In fact, you can calculate how much you *actually* need by multiplying your LBM (in kg) by 1.2 to find out how many g of protein you need, and then multiplying your LBM (in kg) by 3-5 to find out how many g of carbs you need, depending on how active you are (athletes would need to do 7-10 g/lbm). Multiply each number by 4 cal/g and that's how many calories you need to survive. So for me (130 lb LBM @ 18% bodyfat):

70.9 g protein * 4 cal/g + 177 g carbs * 4 cal/g + 40 g fat * 9 cal/g = 1353 calories minimum to survive with a regular exercise routine, which is well below my supposed BMR of 1650. If I use my entire bodyweight for carb intake, the number goes to 1504 calories. And that's because BMR is the amount of energy you need to sustain your weight if you slept all day; it is NOT the bare minimum requirements of caloric intake for metabolic processes. If I took out strength training and running 6x a week, I could survive with 1/2 - 2/3 the amount of calories from protein and lower carb intake to 2 g/lbm and be perfectly healthy (I would almost certainly have to supplement this with a multivitamin because I'm not getting all my nutrients from food, but that's besides the point).

QUOTE:
Just remember BMR as standing for Bare Minimum Requirements and you're golden... It is the minimum amount needed to healthily sustain someone of your height, weight, age, and gender at a sedentary activity level without risking health.
It doesn't stand for Bare Minimum Requirements. It stands for Basal Metabolic Rate, which is the amount of energy you would consume by doing nothing but sleeping. Your definition is an incorrect inference based off BMR, which is that somehow your body will break down if you go below this magic number, and is the source of widespread misinformation on this site.

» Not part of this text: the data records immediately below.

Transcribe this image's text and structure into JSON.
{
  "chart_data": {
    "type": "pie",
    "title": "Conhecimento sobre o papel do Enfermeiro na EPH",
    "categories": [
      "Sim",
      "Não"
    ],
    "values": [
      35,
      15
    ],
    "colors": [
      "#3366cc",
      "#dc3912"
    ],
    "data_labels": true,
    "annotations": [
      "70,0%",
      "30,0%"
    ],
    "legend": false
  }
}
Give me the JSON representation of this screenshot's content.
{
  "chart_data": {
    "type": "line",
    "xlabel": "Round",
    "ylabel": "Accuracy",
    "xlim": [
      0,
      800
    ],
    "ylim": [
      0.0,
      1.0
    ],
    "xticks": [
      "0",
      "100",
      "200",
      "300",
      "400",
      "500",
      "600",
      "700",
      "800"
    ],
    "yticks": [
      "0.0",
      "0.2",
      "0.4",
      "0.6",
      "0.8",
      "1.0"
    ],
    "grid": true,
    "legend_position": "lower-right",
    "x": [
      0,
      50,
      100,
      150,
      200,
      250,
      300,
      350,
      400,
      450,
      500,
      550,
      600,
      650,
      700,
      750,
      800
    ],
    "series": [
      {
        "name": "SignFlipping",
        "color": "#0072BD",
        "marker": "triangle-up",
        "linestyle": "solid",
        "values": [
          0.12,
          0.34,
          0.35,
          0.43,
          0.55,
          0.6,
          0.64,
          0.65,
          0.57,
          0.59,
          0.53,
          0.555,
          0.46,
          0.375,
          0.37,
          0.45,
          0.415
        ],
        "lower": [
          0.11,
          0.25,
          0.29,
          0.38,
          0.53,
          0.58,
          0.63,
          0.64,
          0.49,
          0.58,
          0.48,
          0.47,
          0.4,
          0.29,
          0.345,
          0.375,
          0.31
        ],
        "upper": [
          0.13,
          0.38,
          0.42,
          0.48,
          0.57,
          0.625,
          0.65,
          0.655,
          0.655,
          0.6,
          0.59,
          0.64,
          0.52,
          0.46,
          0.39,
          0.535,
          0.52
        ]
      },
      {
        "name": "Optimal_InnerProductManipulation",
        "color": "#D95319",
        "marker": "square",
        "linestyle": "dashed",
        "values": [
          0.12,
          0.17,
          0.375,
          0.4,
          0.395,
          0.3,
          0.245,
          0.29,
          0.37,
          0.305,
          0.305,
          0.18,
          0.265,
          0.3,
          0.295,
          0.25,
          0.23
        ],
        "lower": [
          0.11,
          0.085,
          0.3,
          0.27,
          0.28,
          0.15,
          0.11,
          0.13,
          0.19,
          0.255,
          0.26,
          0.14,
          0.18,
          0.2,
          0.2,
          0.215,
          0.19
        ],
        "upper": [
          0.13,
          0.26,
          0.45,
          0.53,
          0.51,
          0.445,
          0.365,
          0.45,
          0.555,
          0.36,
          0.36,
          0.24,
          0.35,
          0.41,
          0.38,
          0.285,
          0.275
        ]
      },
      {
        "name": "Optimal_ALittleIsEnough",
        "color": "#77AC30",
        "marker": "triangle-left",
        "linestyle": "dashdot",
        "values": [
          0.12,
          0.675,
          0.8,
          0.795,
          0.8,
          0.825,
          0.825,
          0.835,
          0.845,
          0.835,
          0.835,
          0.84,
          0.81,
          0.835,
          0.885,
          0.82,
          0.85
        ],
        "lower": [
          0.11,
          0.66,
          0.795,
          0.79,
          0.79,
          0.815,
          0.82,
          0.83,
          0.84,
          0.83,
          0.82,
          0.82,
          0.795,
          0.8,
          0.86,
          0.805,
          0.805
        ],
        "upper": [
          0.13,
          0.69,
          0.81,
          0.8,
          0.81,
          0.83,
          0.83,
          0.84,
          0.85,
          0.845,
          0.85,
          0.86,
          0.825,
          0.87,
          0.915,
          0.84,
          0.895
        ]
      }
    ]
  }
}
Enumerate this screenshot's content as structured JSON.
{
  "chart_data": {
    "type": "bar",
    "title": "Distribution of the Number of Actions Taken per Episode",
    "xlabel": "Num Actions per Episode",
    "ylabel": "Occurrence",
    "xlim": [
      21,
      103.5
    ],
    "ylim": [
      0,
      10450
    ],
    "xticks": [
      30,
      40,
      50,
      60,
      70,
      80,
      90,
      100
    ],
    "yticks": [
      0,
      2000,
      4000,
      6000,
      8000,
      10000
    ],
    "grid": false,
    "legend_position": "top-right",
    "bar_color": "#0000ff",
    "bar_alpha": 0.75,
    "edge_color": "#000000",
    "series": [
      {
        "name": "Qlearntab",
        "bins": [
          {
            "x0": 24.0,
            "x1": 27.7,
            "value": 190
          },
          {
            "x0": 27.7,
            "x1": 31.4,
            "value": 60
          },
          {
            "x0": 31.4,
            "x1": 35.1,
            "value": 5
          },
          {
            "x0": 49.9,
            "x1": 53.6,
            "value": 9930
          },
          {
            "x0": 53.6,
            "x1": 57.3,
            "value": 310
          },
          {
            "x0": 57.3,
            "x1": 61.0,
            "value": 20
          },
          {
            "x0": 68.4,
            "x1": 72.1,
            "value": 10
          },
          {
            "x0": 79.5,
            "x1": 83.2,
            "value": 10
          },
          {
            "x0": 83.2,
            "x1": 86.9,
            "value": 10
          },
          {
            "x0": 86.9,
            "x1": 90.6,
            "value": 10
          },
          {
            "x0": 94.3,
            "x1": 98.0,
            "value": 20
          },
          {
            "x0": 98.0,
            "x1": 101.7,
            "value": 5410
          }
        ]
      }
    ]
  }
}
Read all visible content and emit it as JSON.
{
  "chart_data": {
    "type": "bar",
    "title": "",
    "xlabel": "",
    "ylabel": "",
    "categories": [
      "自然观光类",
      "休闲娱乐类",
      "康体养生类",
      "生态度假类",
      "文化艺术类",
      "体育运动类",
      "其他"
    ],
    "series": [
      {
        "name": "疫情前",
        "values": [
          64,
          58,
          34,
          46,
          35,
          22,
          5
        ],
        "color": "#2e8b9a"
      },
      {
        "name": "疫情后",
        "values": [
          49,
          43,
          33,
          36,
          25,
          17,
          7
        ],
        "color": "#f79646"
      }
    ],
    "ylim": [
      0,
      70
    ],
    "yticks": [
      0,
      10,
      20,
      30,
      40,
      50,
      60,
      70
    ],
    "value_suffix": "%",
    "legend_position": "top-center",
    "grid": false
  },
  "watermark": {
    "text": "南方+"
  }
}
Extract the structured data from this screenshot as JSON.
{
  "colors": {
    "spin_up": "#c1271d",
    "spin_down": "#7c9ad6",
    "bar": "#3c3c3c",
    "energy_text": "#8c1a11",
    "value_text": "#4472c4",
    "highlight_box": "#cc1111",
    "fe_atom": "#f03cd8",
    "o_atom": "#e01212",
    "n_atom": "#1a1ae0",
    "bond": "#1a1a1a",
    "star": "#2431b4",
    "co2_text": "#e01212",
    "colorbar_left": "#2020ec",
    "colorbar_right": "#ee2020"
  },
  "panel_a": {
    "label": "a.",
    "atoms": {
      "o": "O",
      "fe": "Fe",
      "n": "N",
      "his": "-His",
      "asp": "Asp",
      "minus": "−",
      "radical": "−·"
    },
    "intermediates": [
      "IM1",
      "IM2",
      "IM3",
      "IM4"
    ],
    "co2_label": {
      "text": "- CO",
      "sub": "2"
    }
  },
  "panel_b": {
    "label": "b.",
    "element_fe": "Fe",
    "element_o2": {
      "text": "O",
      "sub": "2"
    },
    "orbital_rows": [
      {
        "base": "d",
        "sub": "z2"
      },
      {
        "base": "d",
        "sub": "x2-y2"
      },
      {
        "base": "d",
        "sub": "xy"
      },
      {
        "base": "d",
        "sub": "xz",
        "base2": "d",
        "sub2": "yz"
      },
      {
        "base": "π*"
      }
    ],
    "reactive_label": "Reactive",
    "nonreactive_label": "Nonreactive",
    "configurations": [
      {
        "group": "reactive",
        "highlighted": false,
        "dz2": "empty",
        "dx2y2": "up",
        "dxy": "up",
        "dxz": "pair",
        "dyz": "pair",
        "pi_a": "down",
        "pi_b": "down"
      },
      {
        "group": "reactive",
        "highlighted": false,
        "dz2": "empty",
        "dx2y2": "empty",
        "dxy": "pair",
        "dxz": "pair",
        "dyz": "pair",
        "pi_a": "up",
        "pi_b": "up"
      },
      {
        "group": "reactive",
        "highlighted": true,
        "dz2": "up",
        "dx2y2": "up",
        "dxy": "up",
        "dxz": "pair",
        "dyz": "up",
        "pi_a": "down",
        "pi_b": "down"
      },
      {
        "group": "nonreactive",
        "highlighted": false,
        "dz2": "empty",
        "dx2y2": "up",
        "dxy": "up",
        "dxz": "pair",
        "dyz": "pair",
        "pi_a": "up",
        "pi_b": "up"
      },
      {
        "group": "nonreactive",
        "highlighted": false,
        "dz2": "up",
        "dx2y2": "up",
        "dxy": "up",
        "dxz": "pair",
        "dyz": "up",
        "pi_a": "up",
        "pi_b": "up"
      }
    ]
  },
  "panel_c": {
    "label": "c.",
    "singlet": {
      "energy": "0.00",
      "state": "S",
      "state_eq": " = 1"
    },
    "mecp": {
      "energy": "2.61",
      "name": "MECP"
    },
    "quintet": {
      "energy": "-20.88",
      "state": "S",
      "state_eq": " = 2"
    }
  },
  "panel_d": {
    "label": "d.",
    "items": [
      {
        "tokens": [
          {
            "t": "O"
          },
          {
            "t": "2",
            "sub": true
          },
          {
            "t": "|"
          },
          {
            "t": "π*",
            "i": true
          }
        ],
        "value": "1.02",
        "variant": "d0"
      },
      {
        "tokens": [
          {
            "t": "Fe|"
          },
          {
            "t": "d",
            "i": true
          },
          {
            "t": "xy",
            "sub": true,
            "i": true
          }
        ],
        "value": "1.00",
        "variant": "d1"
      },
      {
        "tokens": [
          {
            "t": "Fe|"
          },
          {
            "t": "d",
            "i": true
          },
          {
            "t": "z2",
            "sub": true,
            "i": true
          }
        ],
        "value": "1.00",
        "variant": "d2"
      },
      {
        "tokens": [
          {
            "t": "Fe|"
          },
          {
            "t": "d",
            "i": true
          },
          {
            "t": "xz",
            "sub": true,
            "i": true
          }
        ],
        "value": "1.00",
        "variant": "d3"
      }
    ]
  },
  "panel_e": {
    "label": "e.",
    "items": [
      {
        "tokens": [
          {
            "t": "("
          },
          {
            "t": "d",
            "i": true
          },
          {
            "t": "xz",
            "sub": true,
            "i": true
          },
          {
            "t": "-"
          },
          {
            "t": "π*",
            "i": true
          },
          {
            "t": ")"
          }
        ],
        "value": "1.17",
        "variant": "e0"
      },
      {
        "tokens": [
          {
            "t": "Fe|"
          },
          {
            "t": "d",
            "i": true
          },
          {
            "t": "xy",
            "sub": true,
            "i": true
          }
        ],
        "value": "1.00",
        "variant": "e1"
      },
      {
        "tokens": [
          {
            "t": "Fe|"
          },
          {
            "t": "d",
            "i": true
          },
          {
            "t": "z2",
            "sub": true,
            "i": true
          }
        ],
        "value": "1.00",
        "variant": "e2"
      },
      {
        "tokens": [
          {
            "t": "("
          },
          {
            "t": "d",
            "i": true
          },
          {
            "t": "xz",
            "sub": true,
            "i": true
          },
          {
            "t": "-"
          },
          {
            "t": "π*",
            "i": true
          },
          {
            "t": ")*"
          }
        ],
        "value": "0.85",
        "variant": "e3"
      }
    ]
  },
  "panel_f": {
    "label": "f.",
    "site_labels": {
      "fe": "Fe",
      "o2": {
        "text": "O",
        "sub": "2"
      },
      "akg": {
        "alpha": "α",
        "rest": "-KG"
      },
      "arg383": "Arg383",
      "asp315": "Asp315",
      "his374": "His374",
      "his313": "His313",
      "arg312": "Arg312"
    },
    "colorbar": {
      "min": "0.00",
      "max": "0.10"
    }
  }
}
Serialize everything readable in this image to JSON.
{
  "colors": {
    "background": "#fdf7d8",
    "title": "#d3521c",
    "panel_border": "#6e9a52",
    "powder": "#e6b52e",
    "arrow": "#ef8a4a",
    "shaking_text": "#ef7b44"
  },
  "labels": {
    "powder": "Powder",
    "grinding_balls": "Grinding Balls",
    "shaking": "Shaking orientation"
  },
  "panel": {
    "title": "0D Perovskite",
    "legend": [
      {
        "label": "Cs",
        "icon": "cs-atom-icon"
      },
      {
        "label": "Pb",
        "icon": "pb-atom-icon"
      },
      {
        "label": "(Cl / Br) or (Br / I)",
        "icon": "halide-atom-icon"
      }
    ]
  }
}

Well, if she weren't confused by the way we tried to simplify it before, I'm pretty sure this post completely threw her off her stride. Yes, I'm sure we understand the differences that you just pointed out. However, for those who are completely confused by it in the first place, sometimes simplifying the definitions a bit is a little easier.

Thank you for pointing out how stupid we all are by attempting to help someone comprehend a difficult subject. And I'm positive she knows exactly what her LBM is and what it stands for so the exact calculations can be made. Very helpful. Thanks.